Jerry Manders, author of the 1991 book ‘ Absence of the Sacred’ writes about the hypocrisies of national leaders who must meet the world demands and obsessive need for economic growth while making commitments to cap accumulating damages to the environment that result directly from growth of the economy. It is because of a trade-off. While we cannot understand Obama on his contradictory position on energy conservation and stimulus growth spending, we cannot blame him alone, as it is seen within many governments who have felt public pressure towards environmental protection. On the other hand, recent global recessionary forces have frightened many of us, who feared losing their jobs, having taxes raised, and just worried about the general health and future of their assets- the answer to this: we need to create demand, expand growth, create employment. The contradiction resides amongst civilians as well as our political bodies.
As Manders puts it ” They speak about our economy as if it were a separate entity, its own ever-expanding universe, unconnected to any realities outside itself, not embodied within a larger system from which, actually, it emerged and can’t escape. Nature cannot be left out of the discussion. (…) Here’s the point: never-ending growth on a small planet with finite resources is a profound impossibility. It’s an absurdity. A fantasy.”
So how can we, as nations, end this perpetual cycle of fantasizing in spite of nature’s slow demise? “( … ), advocating less production and less consumption of energy and materials, less global export shipping, “powering down”. Less globalisation and more localisation. (…) Such moves would require economic transformations that few corporate powers, bankers, heads of state can accept.”
Bolivian president Evo Morales can be seen as a role model for other nations to follow.
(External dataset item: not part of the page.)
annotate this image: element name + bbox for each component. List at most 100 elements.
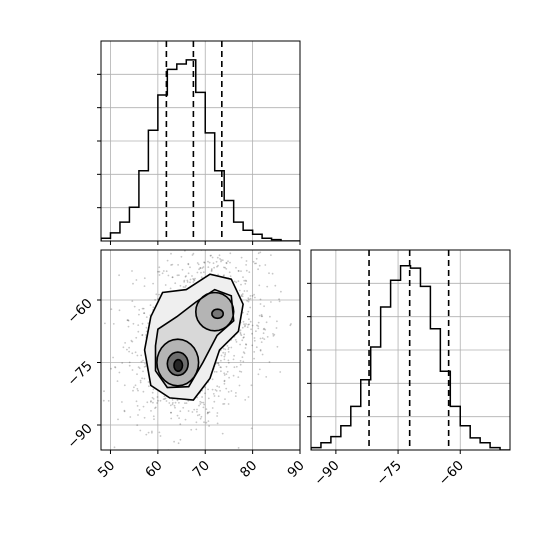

Six months after Copenhagen, Morales met with to the 30000 protesters who had been ignored at the UN Climate Summit, and had quite a lot of support from other South American countries in formulating a climate strategy. Ecuador was one of them, and has long “been been arguing in favour of such concepts as “the inherent rights of nature”, which was recently added to Ecuador’s national constitution amid great fanfare”
‘Morales proposed three ideas: 1) nature should be granted rights that protect ecosystems from annihilation, under a Universal Declaration of Mother Earth Rights 2) poor countries should receive compensation for crises they face but had little part in creating and 3) there should be a continuing “world referendum on climate change”, open to all people.’
Sanders lists a few of the issues and changes that need to be addressed and implemented in order for climate negotiations to succeed and a chance for nature to reach a ‘steady-state’. Some of these points are:
- Adoption of an international “oil depletion protocol” for an orderly, equitable decline of fossil-fuel use.
- Universal emphasis on conservation and efficiency in all activities.
- Introduction of “steady state” (no-growth) economic models.
- Emphasis on localisation not globalisation.
- Less long-distance shipping, not more.
- Development of local participatory democracies.
- Ban privatisation of the “natural commons”
- Legal confirmation for the inherent rights of nature, with a coda and enforcement standards.
- End legal “personhood” for corporations; introduction of “site here to sell here” policies.
- Introduction of new standards of economic measurement. Elimination of GDP as a measurement of societal success.
- Advocating for standards of “sufficiency” rather than wealth accumulation.
- Development of a formal process for the transfer of green technology.